Смолин ничего не сказал и никаких особенных эмоций не ощутил. Он просто-напросто, далеко не в первый раз, уже привычно констатировал про себя: «Другое поколение». Другое, и ничего тут не поделаешь…
– Представь себе человека, оказавшегося на необитаемом острове, - сказал он. - Человека, который нашел там клад: золотые монеты бочками, самоцветов целая баклага… а теперь представь, с какими чувствами и мыслями он над этой ямой сидит. Один-одинешенек на острове, вдали от морских путей, корабли сюда могут зайти по чистой случайности, а самолетов нема, потому что на дворе век этак восемнадцатый. И что ему делать со своим охрененным сокровищем?

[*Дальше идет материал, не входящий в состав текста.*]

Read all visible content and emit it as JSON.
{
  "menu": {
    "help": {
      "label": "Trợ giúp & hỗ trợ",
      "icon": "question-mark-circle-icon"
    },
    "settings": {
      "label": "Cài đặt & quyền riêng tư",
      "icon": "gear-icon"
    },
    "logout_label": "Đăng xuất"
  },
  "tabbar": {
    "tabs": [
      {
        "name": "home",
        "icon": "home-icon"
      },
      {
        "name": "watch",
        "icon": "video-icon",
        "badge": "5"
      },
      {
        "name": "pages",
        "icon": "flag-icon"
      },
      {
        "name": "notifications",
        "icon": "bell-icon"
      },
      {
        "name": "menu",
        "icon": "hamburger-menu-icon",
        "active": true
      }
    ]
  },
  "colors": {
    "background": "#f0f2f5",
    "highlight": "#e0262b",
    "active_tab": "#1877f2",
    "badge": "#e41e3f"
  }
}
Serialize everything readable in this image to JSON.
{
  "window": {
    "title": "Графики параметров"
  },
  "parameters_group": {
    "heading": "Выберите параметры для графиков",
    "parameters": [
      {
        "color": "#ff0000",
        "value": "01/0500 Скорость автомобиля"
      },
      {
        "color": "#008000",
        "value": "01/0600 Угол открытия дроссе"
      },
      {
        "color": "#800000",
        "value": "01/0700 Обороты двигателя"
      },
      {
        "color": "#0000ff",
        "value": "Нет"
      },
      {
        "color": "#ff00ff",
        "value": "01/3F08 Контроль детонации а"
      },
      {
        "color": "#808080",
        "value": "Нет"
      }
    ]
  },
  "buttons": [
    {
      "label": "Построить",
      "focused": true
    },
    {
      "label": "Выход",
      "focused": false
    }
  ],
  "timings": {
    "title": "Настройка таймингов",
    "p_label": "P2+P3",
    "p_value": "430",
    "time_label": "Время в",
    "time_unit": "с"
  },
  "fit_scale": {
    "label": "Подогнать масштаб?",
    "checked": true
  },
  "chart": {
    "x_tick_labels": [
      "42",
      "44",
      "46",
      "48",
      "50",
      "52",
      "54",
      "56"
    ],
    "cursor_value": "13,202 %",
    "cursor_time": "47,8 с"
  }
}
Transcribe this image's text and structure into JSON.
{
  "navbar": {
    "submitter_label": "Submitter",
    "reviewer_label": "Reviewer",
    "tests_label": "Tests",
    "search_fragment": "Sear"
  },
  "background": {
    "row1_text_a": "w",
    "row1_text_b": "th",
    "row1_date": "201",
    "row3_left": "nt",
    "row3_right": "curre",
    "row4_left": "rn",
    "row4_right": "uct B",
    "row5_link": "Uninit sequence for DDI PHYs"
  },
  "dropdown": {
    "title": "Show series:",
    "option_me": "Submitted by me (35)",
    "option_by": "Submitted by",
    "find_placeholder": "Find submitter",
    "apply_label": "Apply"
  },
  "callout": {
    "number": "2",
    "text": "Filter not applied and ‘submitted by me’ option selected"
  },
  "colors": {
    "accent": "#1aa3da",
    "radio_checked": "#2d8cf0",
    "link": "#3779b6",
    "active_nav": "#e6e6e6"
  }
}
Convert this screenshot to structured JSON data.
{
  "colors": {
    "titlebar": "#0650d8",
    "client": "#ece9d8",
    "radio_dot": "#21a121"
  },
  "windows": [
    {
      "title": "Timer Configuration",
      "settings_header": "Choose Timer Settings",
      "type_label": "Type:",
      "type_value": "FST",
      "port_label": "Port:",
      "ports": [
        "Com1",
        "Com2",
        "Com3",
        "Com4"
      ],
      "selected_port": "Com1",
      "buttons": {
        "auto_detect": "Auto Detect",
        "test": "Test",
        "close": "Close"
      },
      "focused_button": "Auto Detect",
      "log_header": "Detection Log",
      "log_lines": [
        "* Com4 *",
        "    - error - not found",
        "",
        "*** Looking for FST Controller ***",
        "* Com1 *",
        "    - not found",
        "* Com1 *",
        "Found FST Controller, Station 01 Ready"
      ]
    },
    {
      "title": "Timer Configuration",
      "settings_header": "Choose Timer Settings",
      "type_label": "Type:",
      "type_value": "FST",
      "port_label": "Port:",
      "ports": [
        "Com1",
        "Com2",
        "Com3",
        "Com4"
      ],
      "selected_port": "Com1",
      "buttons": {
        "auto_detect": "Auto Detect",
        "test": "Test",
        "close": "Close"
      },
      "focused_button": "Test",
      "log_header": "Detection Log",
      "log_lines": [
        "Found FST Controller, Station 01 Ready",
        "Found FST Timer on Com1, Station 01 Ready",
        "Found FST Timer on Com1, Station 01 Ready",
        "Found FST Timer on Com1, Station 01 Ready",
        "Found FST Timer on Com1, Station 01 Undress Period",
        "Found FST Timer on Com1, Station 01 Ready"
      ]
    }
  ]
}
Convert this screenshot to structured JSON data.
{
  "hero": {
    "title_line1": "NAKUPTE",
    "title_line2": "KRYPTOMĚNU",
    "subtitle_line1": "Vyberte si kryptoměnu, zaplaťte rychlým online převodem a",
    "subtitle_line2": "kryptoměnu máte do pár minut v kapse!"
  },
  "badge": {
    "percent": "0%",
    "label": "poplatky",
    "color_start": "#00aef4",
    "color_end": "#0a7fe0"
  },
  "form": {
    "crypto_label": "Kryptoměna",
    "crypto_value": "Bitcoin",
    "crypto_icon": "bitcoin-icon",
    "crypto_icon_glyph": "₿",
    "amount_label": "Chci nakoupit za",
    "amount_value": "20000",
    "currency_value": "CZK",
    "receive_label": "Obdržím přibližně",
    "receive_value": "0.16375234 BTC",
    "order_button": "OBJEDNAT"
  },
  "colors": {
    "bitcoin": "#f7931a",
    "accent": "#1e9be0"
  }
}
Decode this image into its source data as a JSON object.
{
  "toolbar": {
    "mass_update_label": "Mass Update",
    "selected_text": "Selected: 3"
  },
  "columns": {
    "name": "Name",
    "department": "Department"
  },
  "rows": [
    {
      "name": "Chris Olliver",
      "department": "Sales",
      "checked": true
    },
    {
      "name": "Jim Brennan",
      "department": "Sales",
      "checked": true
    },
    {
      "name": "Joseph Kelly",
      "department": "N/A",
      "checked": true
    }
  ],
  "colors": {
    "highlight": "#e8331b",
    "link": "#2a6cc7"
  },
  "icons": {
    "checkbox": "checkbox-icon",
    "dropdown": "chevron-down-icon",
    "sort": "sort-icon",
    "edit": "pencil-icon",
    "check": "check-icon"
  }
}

– Но сейчас совсем другой случай…
– Да нет, - сказал Смолин. - Именно потому, что я профессионал, прекрасно понимаю, как трудно будет это продать. Персонально мне. У каждого человека есть свои арки и свой профессиональный потолок.
Свой уровень. Ага, вот подходящая аналогия… Если твой редактор тебя пошлет в Москву расследовать махинации какого-нибудь настоящего олигарха калибра Абрамовича, что из этого получится?